Expert Interview Series: Sam McFarland of astronomer.io on Data Engineering
Sam McFarland is Head of Customer for Astronomer, a data engineering platform that collects, processes and unifies your enterprise data, so you can get straight to analytics, data science and—more importantly—insights.
We recently asked Sam for his insight data engineering. Here’s what he shared:
Tell us about the mission behind astronomer.io. How are you hoping to impact how brands manage data?
Data science, big data and enterprise SaaS are rising. This makes it increasingly difficult to get the data you need to implement new ideas. But struggling companies aren’t alone; only 4 percent of businesses know how to make the most of their data (Bain and Co.). Which means those who get ahead now will have a clear competitive advantage.

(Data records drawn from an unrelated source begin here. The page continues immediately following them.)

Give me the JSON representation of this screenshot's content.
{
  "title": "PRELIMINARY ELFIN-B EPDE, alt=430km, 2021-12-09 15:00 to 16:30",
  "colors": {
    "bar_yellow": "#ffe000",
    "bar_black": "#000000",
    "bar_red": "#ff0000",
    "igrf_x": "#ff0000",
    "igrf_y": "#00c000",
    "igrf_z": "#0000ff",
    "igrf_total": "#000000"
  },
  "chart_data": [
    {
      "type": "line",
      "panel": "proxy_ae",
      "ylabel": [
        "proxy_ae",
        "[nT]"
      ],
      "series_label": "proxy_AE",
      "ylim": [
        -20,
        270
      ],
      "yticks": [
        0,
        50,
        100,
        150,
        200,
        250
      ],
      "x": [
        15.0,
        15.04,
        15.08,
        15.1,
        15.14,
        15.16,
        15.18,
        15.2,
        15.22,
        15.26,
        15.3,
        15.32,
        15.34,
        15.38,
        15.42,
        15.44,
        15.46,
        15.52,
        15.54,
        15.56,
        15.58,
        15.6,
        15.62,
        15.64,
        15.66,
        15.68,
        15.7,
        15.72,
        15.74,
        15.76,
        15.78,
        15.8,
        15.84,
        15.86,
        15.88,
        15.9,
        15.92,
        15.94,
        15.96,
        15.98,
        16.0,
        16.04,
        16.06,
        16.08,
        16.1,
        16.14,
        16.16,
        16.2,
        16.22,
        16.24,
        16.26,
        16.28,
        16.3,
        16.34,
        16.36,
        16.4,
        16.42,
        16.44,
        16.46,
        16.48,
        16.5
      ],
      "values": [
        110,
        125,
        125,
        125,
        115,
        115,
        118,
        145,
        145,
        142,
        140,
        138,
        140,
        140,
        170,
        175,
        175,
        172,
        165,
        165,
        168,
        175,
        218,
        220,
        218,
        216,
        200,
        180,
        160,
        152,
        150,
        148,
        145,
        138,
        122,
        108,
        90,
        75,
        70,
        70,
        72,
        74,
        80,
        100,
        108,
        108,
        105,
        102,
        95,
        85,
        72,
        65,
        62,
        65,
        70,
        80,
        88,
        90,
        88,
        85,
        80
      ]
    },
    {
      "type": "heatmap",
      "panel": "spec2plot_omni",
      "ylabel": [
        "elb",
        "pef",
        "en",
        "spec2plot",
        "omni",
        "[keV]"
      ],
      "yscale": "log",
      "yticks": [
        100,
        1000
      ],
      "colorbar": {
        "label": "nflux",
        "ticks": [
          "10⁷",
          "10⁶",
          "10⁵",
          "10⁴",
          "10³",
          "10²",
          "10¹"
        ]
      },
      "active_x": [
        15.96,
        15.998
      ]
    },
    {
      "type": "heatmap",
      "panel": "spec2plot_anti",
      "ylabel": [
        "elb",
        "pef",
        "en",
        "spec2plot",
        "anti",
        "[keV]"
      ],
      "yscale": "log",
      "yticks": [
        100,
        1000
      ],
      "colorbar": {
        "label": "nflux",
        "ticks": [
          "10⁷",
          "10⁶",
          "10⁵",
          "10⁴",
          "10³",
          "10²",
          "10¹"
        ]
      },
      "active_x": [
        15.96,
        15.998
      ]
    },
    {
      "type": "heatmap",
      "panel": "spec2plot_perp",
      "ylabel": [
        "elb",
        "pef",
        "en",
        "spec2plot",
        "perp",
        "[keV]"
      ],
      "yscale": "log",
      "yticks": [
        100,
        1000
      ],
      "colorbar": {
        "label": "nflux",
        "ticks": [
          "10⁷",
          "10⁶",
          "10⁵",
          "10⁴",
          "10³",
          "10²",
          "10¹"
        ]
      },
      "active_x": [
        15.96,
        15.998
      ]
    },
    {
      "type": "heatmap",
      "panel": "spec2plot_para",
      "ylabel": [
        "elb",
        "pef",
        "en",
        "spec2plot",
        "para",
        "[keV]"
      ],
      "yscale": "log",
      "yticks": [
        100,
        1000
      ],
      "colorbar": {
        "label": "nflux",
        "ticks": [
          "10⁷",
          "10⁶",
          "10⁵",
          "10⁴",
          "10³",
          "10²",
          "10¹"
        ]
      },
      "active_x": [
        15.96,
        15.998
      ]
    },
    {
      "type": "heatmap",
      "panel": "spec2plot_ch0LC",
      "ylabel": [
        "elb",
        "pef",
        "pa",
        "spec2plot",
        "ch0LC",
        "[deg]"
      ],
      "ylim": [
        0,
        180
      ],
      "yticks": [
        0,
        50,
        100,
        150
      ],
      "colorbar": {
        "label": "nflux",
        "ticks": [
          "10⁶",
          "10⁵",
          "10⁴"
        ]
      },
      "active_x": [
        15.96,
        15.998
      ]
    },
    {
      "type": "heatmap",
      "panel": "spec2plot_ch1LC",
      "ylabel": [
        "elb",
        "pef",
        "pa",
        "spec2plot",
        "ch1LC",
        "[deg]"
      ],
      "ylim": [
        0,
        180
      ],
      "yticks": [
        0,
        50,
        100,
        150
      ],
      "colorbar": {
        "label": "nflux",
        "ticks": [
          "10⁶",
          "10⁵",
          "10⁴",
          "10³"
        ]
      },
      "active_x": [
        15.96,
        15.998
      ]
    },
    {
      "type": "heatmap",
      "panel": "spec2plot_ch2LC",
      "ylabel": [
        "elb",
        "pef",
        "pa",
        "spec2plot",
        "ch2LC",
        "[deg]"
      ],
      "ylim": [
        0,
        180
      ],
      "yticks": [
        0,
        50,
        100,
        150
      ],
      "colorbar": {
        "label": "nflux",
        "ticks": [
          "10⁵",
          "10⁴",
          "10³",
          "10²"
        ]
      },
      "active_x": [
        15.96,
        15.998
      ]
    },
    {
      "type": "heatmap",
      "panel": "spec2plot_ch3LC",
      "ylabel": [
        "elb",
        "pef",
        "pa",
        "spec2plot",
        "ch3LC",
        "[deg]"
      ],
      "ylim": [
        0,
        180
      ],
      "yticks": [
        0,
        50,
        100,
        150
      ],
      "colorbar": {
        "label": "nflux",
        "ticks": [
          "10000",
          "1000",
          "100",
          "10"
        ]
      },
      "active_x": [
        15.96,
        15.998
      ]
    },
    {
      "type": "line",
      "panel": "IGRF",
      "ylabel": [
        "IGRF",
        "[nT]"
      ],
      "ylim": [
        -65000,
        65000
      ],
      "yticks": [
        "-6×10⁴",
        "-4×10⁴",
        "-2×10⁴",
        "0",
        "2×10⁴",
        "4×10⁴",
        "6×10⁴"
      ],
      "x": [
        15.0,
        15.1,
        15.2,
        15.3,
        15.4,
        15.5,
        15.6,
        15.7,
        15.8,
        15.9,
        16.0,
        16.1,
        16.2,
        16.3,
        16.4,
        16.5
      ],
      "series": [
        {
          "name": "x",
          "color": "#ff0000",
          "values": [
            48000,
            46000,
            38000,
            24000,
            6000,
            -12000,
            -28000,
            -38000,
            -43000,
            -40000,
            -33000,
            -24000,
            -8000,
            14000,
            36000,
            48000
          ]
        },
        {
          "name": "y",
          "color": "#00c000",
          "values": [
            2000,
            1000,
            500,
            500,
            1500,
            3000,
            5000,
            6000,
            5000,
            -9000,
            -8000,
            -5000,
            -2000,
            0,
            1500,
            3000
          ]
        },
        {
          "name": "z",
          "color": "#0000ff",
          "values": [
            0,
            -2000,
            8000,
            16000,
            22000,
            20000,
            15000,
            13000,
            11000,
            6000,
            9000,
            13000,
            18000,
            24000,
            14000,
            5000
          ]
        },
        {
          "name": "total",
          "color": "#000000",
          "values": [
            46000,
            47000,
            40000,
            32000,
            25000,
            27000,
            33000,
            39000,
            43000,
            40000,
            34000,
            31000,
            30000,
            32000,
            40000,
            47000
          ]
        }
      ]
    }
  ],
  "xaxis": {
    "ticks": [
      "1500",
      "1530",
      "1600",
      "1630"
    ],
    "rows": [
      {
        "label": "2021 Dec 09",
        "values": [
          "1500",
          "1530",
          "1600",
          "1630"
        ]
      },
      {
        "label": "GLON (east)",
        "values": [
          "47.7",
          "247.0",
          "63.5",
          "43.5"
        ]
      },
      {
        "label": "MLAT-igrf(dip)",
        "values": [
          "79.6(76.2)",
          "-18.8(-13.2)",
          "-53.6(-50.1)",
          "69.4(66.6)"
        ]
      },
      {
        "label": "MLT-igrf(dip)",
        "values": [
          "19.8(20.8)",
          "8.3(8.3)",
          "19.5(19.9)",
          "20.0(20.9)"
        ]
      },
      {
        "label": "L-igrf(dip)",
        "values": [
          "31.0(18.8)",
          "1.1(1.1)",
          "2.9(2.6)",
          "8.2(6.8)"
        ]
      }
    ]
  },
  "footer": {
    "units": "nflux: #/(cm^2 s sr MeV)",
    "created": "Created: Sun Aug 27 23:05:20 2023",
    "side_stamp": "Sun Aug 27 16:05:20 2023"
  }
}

For companies to fully leverage the data to which they have access, it means many disjointed data sets must be cleaned, enriched, processed and transformed, so that it can be analyzed. All this prep, called data engineering, takes a lot of time. That’s where Astronomer comes in. We’re a data engineering platform that collects, processes and unifies enterprise data, so organizations can get straight to analytics, data science and—more importantly—insights.
What are some of the main challenges you are hoping to fix with your platform? What pain points are you hoping to solve?
The co-founders of Astronomer first worked together on an analytics tool called USERcycle. What they realized is that almost nobody had access to the data they needed. If they did, it needed to be cleaned, transformed or otherwise processed in order to be connected into one actionable body of information. The real pain point of analytics is getting the right data to the right place. By automating that, organizations are free to experiment with new technologies and implement the kind of data initiatives that will drive a competitive advantage. So we pivoted to Astronomer. By focusing on our expertise (data engineering), organizations can focus on theirs.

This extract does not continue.